Step 1: Understanding the Concept:
Entropy, denoted by the symbol \( S \), is a thermodynamic state function that represents the degree of disorder or randomness in a system.
In statistical mechanics, entropy is related to the number of microstates (\( W \)) available to a system through the Boltzmann formula:
\[ S = k \ln W \]
A system with more possible microstates (ways to arrange particles and energy) has higher entropy.
Step 2: Detailed Explanation:
Entropy is a fundamental concept in the Second Law of Thermodynamics, which states that the total entropy of an isolated system can never decrease over time; it can only remain constant or increase in spontaneous processes.
The physical state of matter significantly affects entropy:
1. Solids: Particles are in fixed positions with very low randomness. Entropy is minimum.
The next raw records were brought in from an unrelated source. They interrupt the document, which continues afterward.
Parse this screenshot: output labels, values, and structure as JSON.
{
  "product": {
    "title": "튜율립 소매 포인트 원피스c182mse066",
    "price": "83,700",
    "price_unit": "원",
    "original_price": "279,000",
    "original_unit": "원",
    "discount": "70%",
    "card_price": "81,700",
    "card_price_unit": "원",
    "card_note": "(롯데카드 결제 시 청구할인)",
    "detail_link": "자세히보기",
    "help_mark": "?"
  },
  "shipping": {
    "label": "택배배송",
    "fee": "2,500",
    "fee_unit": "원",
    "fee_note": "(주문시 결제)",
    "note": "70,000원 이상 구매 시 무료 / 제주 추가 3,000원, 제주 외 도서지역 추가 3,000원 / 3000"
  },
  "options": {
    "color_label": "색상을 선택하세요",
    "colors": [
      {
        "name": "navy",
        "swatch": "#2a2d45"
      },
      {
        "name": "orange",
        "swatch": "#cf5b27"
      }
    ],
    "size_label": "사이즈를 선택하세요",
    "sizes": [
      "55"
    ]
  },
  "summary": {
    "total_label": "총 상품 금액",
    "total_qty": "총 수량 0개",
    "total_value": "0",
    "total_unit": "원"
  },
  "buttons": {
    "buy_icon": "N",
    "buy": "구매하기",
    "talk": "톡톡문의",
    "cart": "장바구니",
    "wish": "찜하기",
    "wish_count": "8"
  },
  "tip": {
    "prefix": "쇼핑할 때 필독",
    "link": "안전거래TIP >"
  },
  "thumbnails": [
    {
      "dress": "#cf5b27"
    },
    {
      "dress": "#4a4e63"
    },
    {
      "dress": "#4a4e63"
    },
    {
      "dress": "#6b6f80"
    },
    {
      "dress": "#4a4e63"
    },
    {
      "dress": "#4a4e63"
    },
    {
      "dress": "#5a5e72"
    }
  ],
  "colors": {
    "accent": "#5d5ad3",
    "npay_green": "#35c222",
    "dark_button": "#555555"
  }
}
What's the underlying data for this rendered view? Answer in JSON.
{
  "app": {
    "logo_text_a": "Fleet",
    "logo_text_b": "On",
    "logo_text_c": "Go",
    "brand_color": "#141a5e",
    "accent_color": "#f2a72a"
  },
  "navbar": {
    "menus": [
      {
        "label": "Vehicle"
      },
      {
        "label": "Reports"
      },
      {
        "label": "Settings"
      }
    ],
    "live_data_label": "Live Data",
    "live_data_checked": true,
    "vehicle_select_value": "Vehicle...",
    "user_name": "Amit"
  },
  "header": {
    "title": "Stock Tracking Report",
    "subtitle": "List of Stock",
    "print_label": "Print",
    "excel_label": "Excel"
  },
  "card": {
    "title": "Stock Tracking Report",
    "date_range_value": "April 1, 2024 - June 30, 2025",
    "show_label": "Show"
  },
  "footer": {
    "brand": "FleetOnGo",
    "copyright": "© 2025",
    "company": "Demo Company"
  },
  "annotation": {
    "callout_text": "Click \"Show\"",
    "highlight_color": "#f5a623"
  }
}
2. Liquids: Particles have more freedom to move, increasing disorder. Entropy is higher than solids.
3. Gases: Particles move rapidly and randomly throughout the volume. Entropy is maximum.
Hence, the order of entropy is: \( S_{gas}>S_{liquid}>S_{solid} \).
The change in entropy (\( \Delta S \)) for a reversible process is given by:
\[ \Delta S = \frac{q_{rev}}{T} \]
Where \( q_{rev} \) is the heat added reversibly and \( T \) is the absolute temperature.
Step 3: Analyzing Options:
(1) Incorrect: Entropy is directly proportional to randomness.
(2) Correct: This is the standard definition of entropy in thermodynamics.
(3) Incorrect: Entropy increases in irreversible/spontaneous processes. It is not constant.
(4) Incorrect: Gases have high positive entropy. According to the Third Law of Thermodynamics, entropy is only zero for a perfectly crystalline solid at absolute zero (0 K).
Step 4: Final Answer:
Entropy is defined as the measure of randomness or disorder of a system.